# anchoredDistr

#### Mon Jun 19 2017

The anchoredDistr package is intended to handle the post-processing of projects created by MAD#, the software implmentation of the Method of Anchored distributions (see our Codeplex site). Similarly structured data not extracted from the MAD# software can also be used with some formatting.

However, the package is in early development and as such only has the following features:

• Reading the MAD# databases into a MADproject S4 class object
• Calculating non-parametric likelihood values using the np package
• Testing convergence of likelihood values as a function of the number of realizations
• Calculating posterior distributions
• Generating plots for the observations, realizations, and posteriors

while making the following assumptions:

• There is either multiple measurement locations with no time dependence or only one measurement location with a time series of data.
• The inversion data supported consist of the multi-well measurements, a subset of timesteps from the single measurement location’s time series, a parameter-less function (e.g. min) of that time series, or a function to be fitted to the time series (e.g. matern).

## Vignette Info

This vignette will step through an example of applying anchoredDistr using the dataset pumping, which contains results from a MAD# project pertaining to characterizing an aquifer’s mean natural-log hydraulic conductivity by using a time series of drawdown (change in hydraulic head) at a monitoring well in the field as inversion data. The MADproject object has slots numSamples, numAnchors, numTheta, observations, priors, true values, numLocations and realizations filled. Normally, the function readMAD would be used to fill in the object from databases produced by MAD#, but this has done already for pumping for a more portable example. However, MAD# is not entirely necessary: you can fill in a MADproject object with data from another application and still apply the MAD analysis.

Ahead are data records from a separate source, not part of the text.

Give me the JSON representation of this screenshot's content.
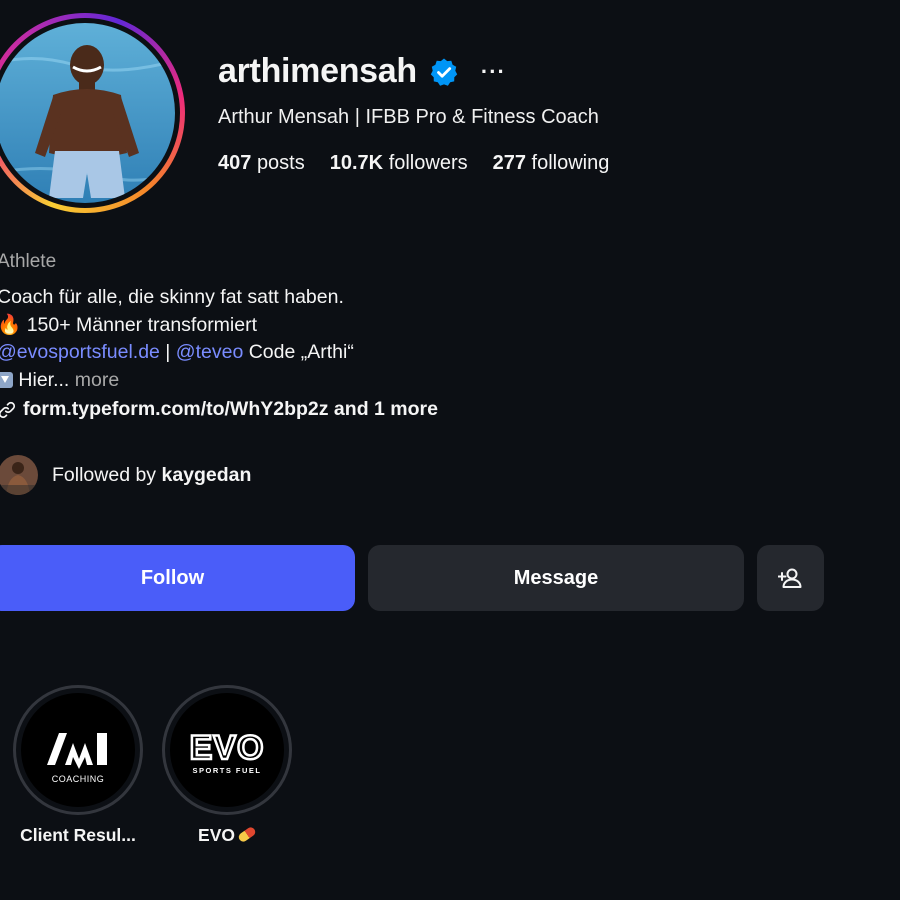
{
  "profile": {
    "username": "arthimensah",
    "more_label": "···",
    "full_name": "Arthur Mensah | IFBB Pro & Fitness Coach",
    "stats": {
      "posts_count": "407",
      "posts_label": "posts",
      "followers_count": "10.7K",
      "followers_label": "followers",
      "following_count": "277",
      "following_label": "following"
    },
    "category": "Athlete",
    "bio": {
      "line1": "Coach für alle, die skinny fat satt haben.",
      "line2_emoji": "🔥",
      "line2_text": "150+ Männer transformiert",
      "line3_mention1": "@evosportsfuel.de",
      "line3_sep": " | ",
      "line3_mention2": "@teveo",
      "line3_text": " Code „Arthi“",
      "line4_text": "Hier...",
      "line4_more": "more"
    },
    "link": "form.typeform.com/to/WhY2bp2z and 1 more",
    "followed_by_prefix": "Followed by ",
    "followed_by_user": "kaygedan"
  },
  "actions": {
    "follow": "Follow",
    "message": "Message",
    "add_user_icon": "person-add-icon"
  },
  "highlights": [
    {
      "title": "Client Resul...",
      "logo_text": "COACHING"
    },
    {
      "title": "EVO",
      "logo_text": "EVO",
      "logo_subtext": "SPORTS FUEL"
    }
  ],
  "colors": {
    "background": "#0c0f14",
    "follow_button": "#4a5df9",
    "secondary_button": "#25282e",
    "mention": "#7a8cff",
    "verified_badge": "#0095f6",
    "muted_text": "#a8a8a8"
  }
}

For example, we can install and load the package:

install.packages(anchoredDistr)
library(anchoredDistr)

and then create a MADproject object given the following minimum information:

• Observations of inversion data: For the pumping example, there is one measurement location with 100 time steps. The format required is a vector of length (number of time steps).

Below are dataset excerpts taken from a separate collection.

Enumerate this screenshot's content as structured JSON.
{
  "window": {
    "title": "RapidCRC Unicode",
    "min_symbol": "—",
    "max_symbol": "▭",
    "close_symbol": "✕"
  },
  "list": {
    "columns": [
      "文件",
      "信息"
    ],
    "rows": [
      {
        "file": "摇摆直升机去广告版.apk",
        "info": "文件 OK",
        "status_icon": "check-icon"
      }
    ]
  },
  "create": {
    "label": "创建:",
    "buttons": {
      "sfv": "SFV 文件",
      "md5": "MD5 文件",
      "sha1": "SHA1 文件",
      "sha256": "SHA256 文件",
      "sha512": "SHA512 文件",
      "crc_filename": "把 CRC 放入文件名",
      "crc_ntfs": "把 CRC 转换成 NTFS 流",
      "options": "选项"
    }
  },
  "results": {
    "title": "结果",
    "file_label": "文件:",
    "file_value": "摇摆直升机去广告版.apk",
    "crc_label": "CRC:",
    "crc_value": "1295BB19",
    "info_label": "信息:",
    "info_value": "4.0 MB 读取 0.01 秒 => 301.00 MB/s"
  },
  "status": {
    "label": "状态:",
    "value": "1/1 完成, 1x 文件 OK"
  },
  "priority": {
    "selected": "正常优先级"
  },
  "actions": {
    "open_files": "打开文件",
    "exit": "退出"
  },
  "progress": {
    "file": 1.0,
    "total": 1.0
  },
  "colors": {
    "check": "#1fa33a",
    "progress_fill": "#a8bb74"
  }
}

• Prior distribution samples: The samples of the prior distributions for each strucutural parameter and anchor used. For the pumping example, there are 50 samples of one parameter and no anchors. The required format is a data.frame with columns sid (the sample ID), priordens (the marginal density associated with the sample), tid (the parameter ID), name (the parameter name), and priorvalue (the sampled value of the parameter).

• Realizations: Simulated values of the inversion data based on each of the prior samples. For the pumping example. The required format is a data.frame with columns sid (the sample ID), rid (the realization ID), zid (the inversion data ID), and value (the simulated value). Below shows the configuration of raw data in the pumpingInput data set and how it can be used to create a MADproject object without a MAD# database.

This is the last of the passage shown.